Sambodja dalam catatan pengantar buku tersebut memandang bahwa hegemoni dalam buku-buku sejarah sastra selama sepanjang Suharto berkuasa mempengaruhi pengajaran sastra Indonesia mulai dari sekolah-sekolah dasar hingga perguruan tinggi. Ia menganalogikan jika di dalam dunia politik terdapat rekonsiliasi, rehabilitasi, dan kompensasi, maka salah satu cara untuk memberi tempat agar karya-karya sastrawan Lekra mendapat tempat dan dibicarakan oleh siswa-siswa dan mahasiswa salah satunya dengan cara merevisi buku sejarah sastra Indonesia. Samboja pun memandang, penting bagi generasi hari ini untuk memahami karya sastra yang diproduksi oleh sastrawan Manikebu dan sastrawan Lekra, meskipun kedua kubu tersebut berlawanan tetapi mereka sama-sama memotret “wajah” Indonesia pada tahun 1960-an melalui perspektif masing-masing.
Cara untuk mempertemukan deretan sastrawan kelompok Lekra dan Manikebu yang dilakukan Samboja dalam buku Historiografi Sastra Indonesia 1960-an adalah dengan melakukan pendekatan new historicism dan ditunjang kajian kepustakaan melalui sederet data buku sastra (termasuk sejarah dan karya sastra) terbitan dari tahun 1960-an. Buku-buku tersebut ditandai dengan buku Angkatan 66: Prosa dan Puisi karya H.B. Jassin (1968) yang merupakan sastrawan Manikebu, hingga tiga buku terkait sastrawan Lekra yang diterbitkan tahun 2008 dan disusun oleh Rhoma Dwi Aria Yuliantri dan Muhidin M. Dahlan: Lekra Tak Membakar Buku: Suara Senyap Lembar Kebudayaan Harian Rakjat, Gugur Merah: Sehimpunan Puisi Lekra 1950-1965, dan Laporan dari Bawah Tanah: Sehimpunan Cerita Pendek Lekra 1950-1965.
Samboja memandang, penting untuk menghadirkan keragaman dalam historiografi sastra 1960-an, untuk itu diperlukan bahan baku buku terbitan sastrawan kelompok Lekra dan Manikebu.

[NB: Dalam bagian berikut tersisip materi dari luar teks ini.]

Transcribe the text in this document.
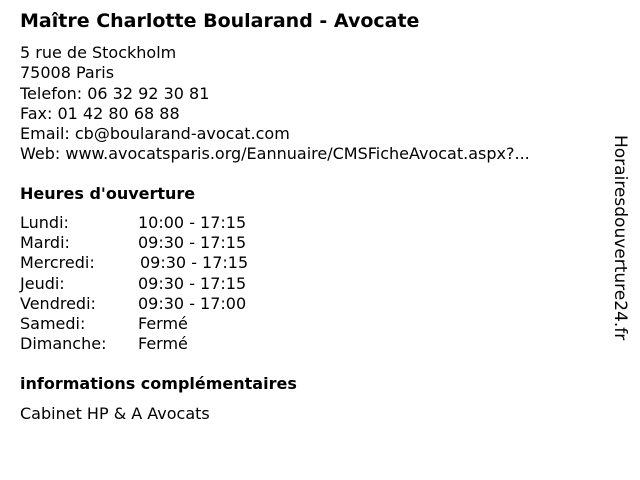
Maître Charlotte Boularand - Avocate
5 rue de Stockholm
75008 Paris
Telefon: 06 32 92 30 81
Fax: 01 42 80 68 88
Email: cb@boularand-avocat.com
Web: www.avocatsparis.org/Eannuaire/CMSFicheAvocat.aspx?...
Heures d'ouverture
Lundi:	10:00 - 17:15
Mardi:	09:30 - 17:15
Mercredi:	09:30 - 17:15
Jeudi:	09:30 - 17:15
Vendredi:	09:30 - 17:00
Samedi:	Fermé
Dimanche: Fermé
informations complémentaires
Cabinet HP & A Avocats
Horairesdouverture24.fr
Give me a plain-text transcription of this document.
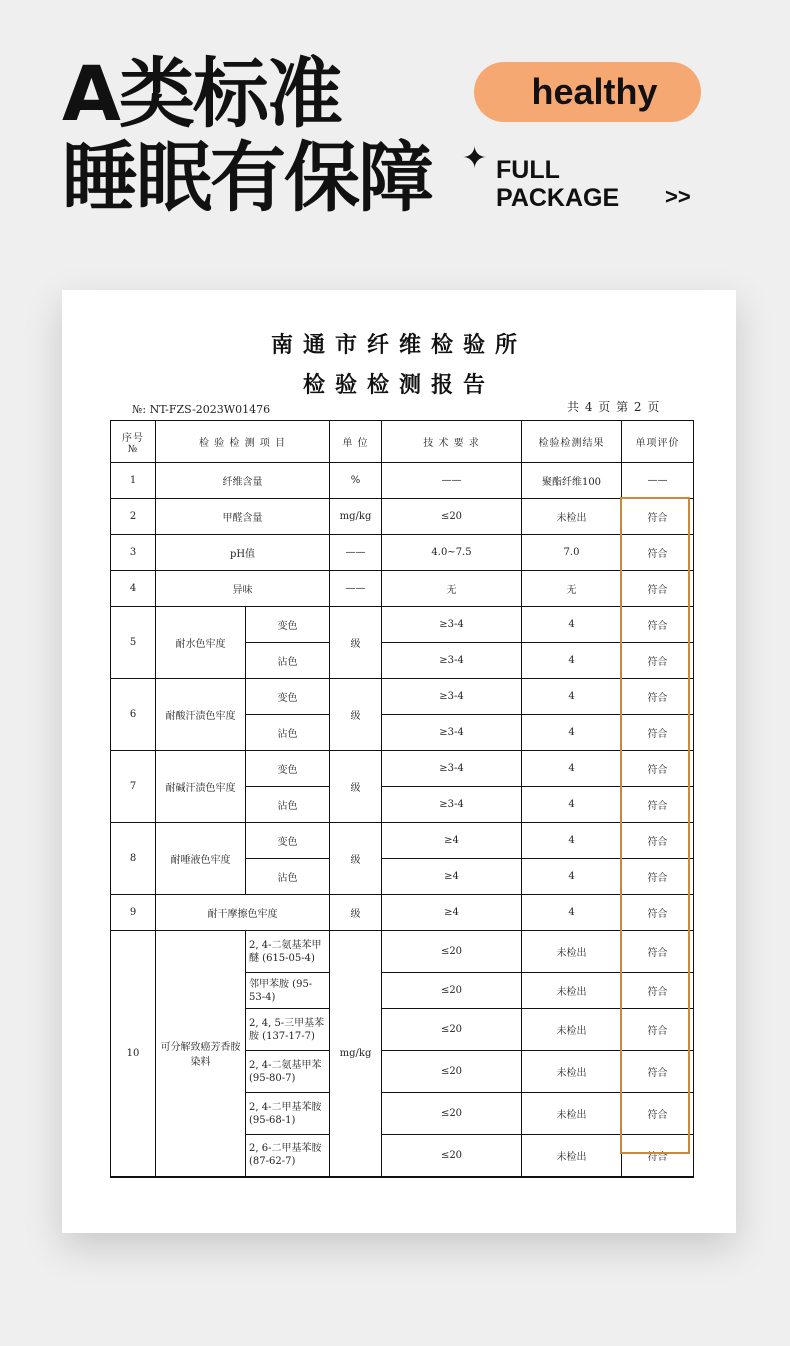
A类标准
睡眠有保障
healthy
✦ FULL
PACKAGE >>
南通市纤维检验所
检验检测报告
№: NT-FZS-2023W01476	共 4 页 第 2 页
序号
№	检 验 检 测 项 目		单 位	技 术 要 求	检验检测结果	单项评价
1	纤维含量		%	——	聚酯纤维100	——
2	甲醛含量		mg/kg	≤20	未检出	符合
3	pH值		——	4.0~7.5	7.0	符合
4	异味		——	无	无	符合
5	耐水色牢度	变色	级	≥3-4	4	符合
		沾色		≥3-4	4	符合
6	耐酸汗渍色牢度	变色	级	≥3-4	4	符合
		沾色		≥3-4	4	符合
7	耐碱汗渍色牢度	变色	级	≥3-4	4	符合
		沾色		≥3-4	4	符合
8	耐唾液色牢度	变色	级	≥4	4	符合
		沾色		≥4	4	符合
9	耐干摩擦色牢度		级	≥4	4	符合
10	可分解致癌芳香胺染料	2, 4-二氨基苯甲醚 (615-05-4)	mg/kg	≤20	未检出	符合
		邻甲苯胺 (95-53-4)		≤20	未检出	符合
		2, 4, 5-三甲基苯胺 (137-17-7)		≤20	未检出	符合
		2, 4-二氨基甲苯 (95-80-7)		≤20	未检出	符合
		2, 4-二甲基苯胺 (95-68-1)		≤20	未检出	符合
		2, 6-二甲基苯胺 (87-62-7)		≤20	未检出	符合
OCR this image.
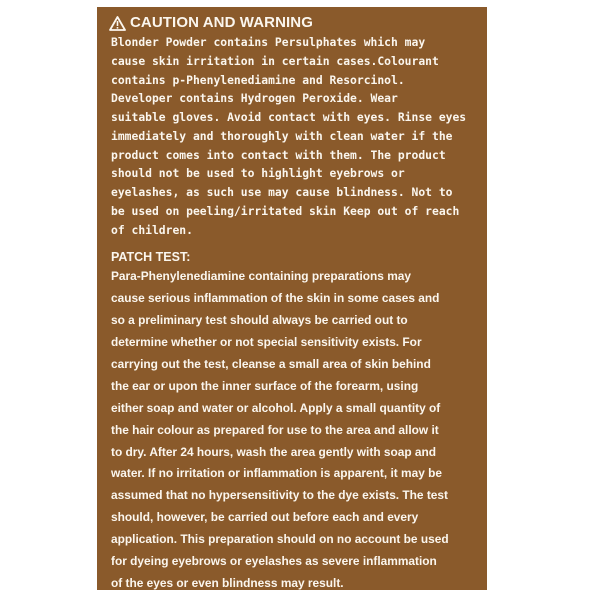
CAUTION AND WARNING
Blonder Powder contains Persulphates which may
cause skin irritation in certain cases.Colourant
contains p-Phenylenediamine and Resorcinol.
Developer contains Hydrogen Peroxide. Wear
suitable gloves. Avoid contact with eyes. Rinse eyes
immediately and thoroughly with clean water if the
product comes into contact with them. The product
should not be used to highlight eyebrows or
eyelashes, as such use may cause blindness. Not to
be used on peeling/irritated skin Keep out of reach
of children.
PATCH TEST:
Para-Phenylenediamine containing preparations may
cause serious inflammation of the skin in some cases and
so a preliminary test should always be carried out to
determine whether or not special sensitivity exists. For
carrying out the test, cleanse a small area of skin behind
the ear or upon the inner surface of the forearm, using
either soap and water or alcohol. Apply a small quantity of
the hair colour as prepared for use to the area and allow it
to dry. After 24 hours, wash the area gently with soap and
water. If no irritation or inflammation is apparent, it may be
assumed that no hypersensitivity to the dye exists. The test
should, however, be carried out before each and every
application. This preparation should on no account be used
for dyeing eyebrows or eyelashes as severe inflammation
of the eyes or even blindness may result.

Tujuan utama penelitian ini adalah membuat historiografi sastra Indonesia 1960-an yang dapat menampung semua komponen sastrawan Indonesia yang berbeda paham iIdeologi, partai politik, agama, suku bangsa, dan sebagainya. Buku-buku sejarah sastra Indonesia yang telah dihasilkan sastrawan Lekra, seperti Bakri Siregar 1964 yang menulis Sedjarah Sastra Indonesia Modern 1 atau antologi sastra yang berpretensi kesejarahan yang dihasilkan sastrawan Manikebu, seperti Taufiq Ismail dan kawan-kawan (2002) yang menerbitkan Horison Sastra Indonesia dalam empat jilid, menjadi bahan baku dalam pembuatan sejarah sastra Indonesia 1960-an yang lebih komprehensif. (Samboja, 2010, hlm. 11)
Dari sekian bahan baku ditelaah Sambodja, melalui buku berisikan lima bab, ia menghadirkan pada bab empat bertajuk “Pembacaan Kritis Karya-karya Sastrawan Lekra dan Menikebu”. Pada bab ini, Samboja mengklasifikasikan 29 orang sastrawan Lekra dan Menikebu, menghadirkan biodata ringkas mereka, dan melakukan telaah singkat atas beberapa karya mereka. Di antaranya 29 orang sastrawan tersebut turut dihadirkan nama Hamka yang tidak termasuk di antara dua kelompok sastrawan tersebut telaah serta polemik novel Tenggelamnya Kapal Van der Wijck.
Sambodja memandang Hamka dihadirkan sebagai korban “pengganyangan” Lekra. Selain itu, terdapat pula 15 sastrawan Lekra dan 13 sastrawan Manikebu yang hanya dihadirkan biodata ringkasnya tanpa telaah. Usaha Samboja untuk mengisi kerumpangan sastrawan Lekra dalam historiografi sastra Indonesia dengan menghimpun berbagai data dan menyandingkannya dengan sastawan Manikebu saya kira patut diapresiasi. Meskipun usaha untuk merevisi kanon sastra (atau mengubah menurut Budi Darma) yang hadir pada masa Orde Baru ketika dibaca lebih lanjut penuh dengan “keraguan” dan “kekurangan di sana-sini”.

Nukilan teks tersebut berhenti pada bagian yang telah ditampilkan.